Tous deux, en effet, avaient entendu que de l’extérieur, des voix avaient répondu à l’appel :

— Courage, avait crié quelqu’un, courage, on arrive !

Fantômas trépignait de colère, et se rendait compte que c’était désormais une lutte de vitesse, pour lui, avec les sauveteurs éventuels de Blanche, lutte dans laquelle il fallait triompher.

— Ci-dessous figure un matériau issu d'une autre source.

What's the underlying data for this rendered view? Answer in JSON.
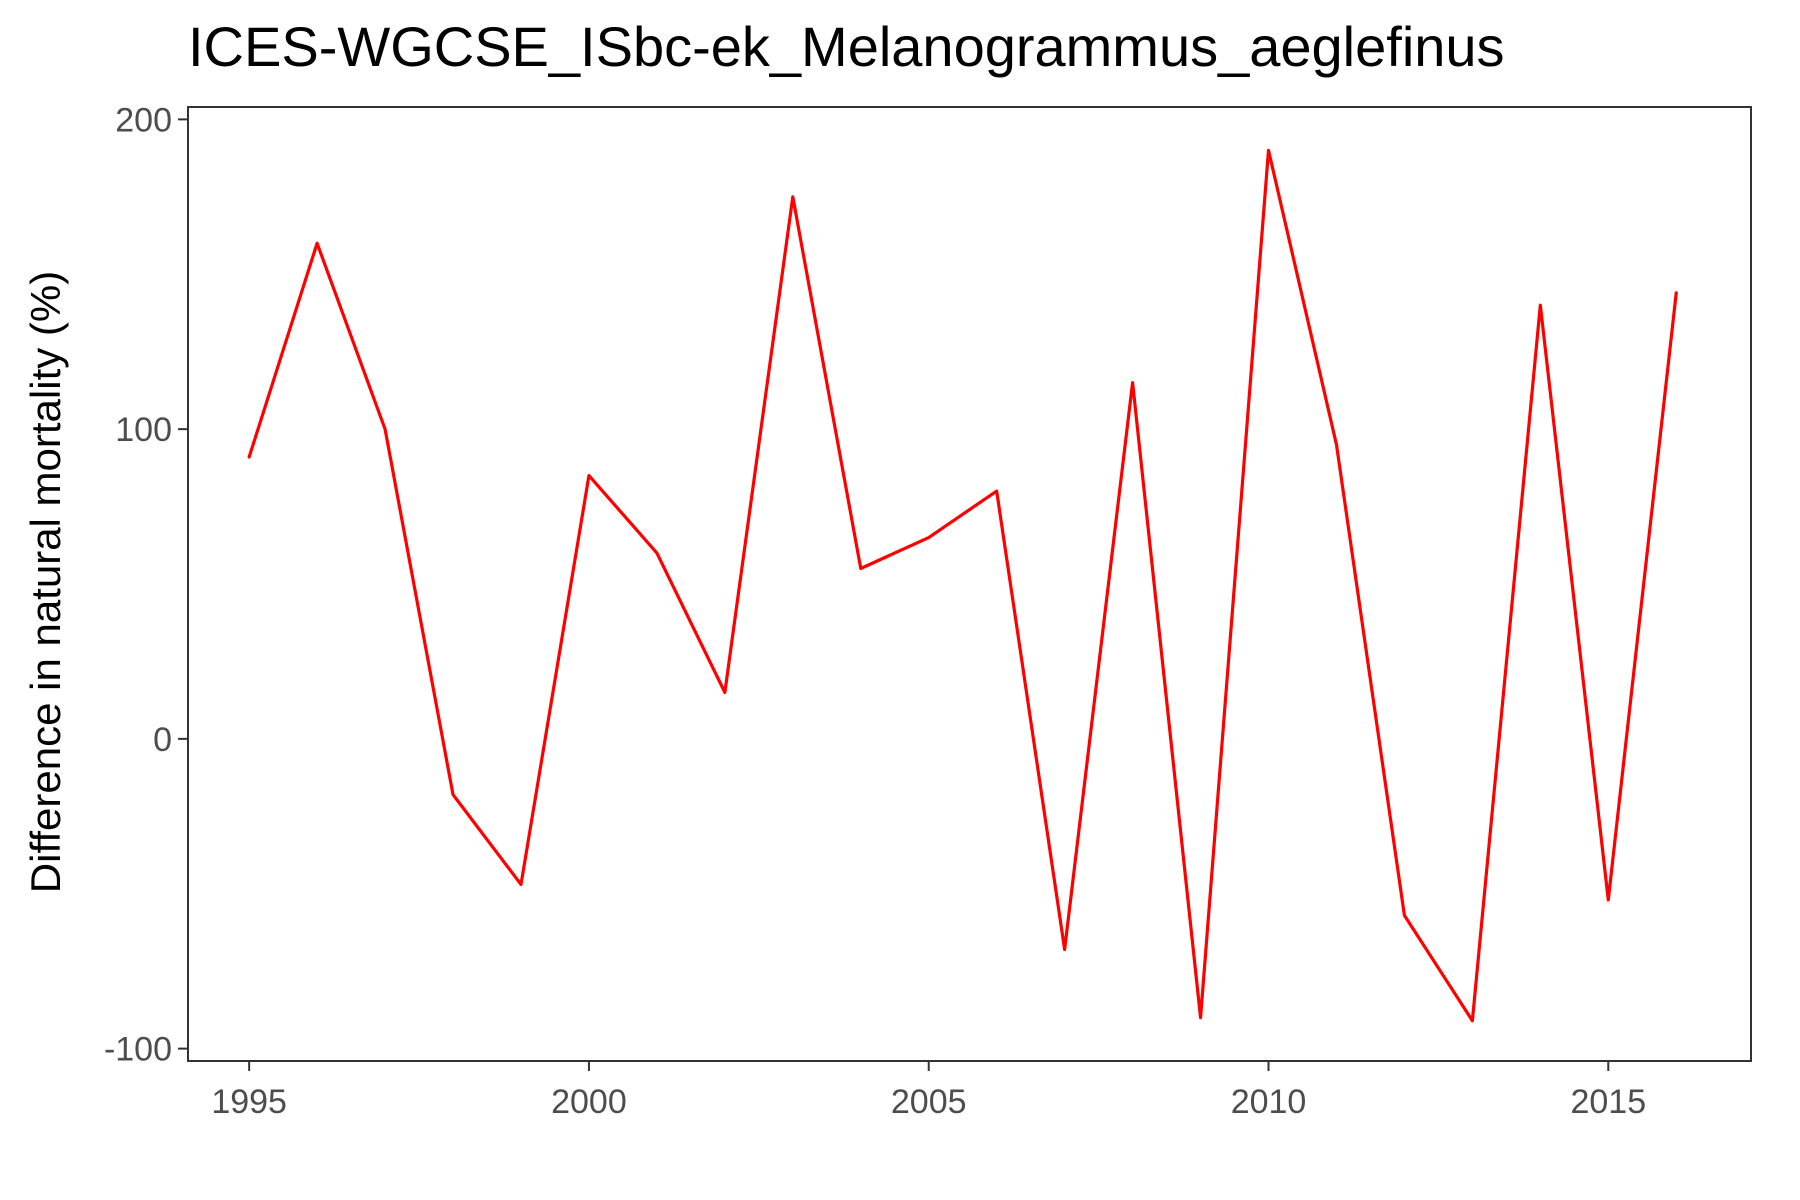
{
  "chart_data": {
    "type": "line",
    "title": "ICES-WGCSE_ISbc-ek_Melanogrammus_aeglefinus",
    "xlabel": "",
    "ylabel": "Difference in natural mortality (%)",
    "xlim": [
      1994.1,
      2017.1
    ],
    "ylim": [
      -104,
      204
    ],
    "x_ticks": [
      1995,
      2000,
      2005,
      2010,
      2015
    ],
    "x_tick_labels": [
      "1995",
      "2000",
      "2005",
      "2010",
      "2015"
    ],
    "y_ticks": [
      -100,
      0,
      100,
      200
    ],
    "y_tick_labels": [
      "-100",
      "0",
      "100",
      "200"
    ],
    "grid": false,
    "line_color": "#ff0000",
    "series": [
      {
        "x": [
          1995,
          1996,
          1997,
          1998,
          1999,
          2000,
          2001,
          2002,
          2003,
          2004,
          2005,
          2006,
          2007,
          2008,
          2009,
          2010,
          2011,
          2012,
          2013,
          2014,
          2015,
          2016
        ],
        "values": [
          91,
          160,
          100,
          -18,
          -47,
          85,
          60,
          15,
          175,
          55,
          65,
          80,
          -68,
          115,
          -90,
          190,
          95,
          -57,
          -91,
          140,
          -52,
          144
        ]
      }
    ]
  }
}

— Blanche ordonna-t-il, laisse-toi prendre. Obéis-moi, ta mort est certaine, mieux vaut pour toi qu’elle soit douce et rapide. Si tu résistes elle sera d’autant plus douloureuse.

Blanche se mit à rire. Se laisser prendre ? Ah, plutôt tout faire, même l’impossible. Désormais, elle se sentait un courage inouï pour résister. N’avait-elle pas entendu dire : on vient ? N’était-elle pas sûre que, dans quelques minutes, les hommes dont elle entendait le bruit des pas allaient venir l’arracher au monstre qui la menaçait ?

Mais Fantômas ne se résignait pas à laisser échapper ainsi sa victime, dont la mort revêtait une si grande importance à ses yeux. Le bandit avait jeté son arme, désormais inutile. Il poursuivait la malheureuse, courant après elle dans la pièce mal éclairée, encombrée d’un extraordinaire désordre : bassines de zinc, étagères en bois. De tous côtés, des ficelles étaient tendues comme pour supporter du linge. Il y avait de longues tables en équilibre sur des tréteaux. Toutes choses qui constituaient des obstacles et rendaient la poursuite de Fantômas plus difficile, la protection de Blanche Perrier plus certaine.

Mais soudain, au moment où Blanche échappait encore une fois à son terrible poursuivant, elle se sentit arrêtée net, renversée en arrière et elle ne comprenait pas pourquoi.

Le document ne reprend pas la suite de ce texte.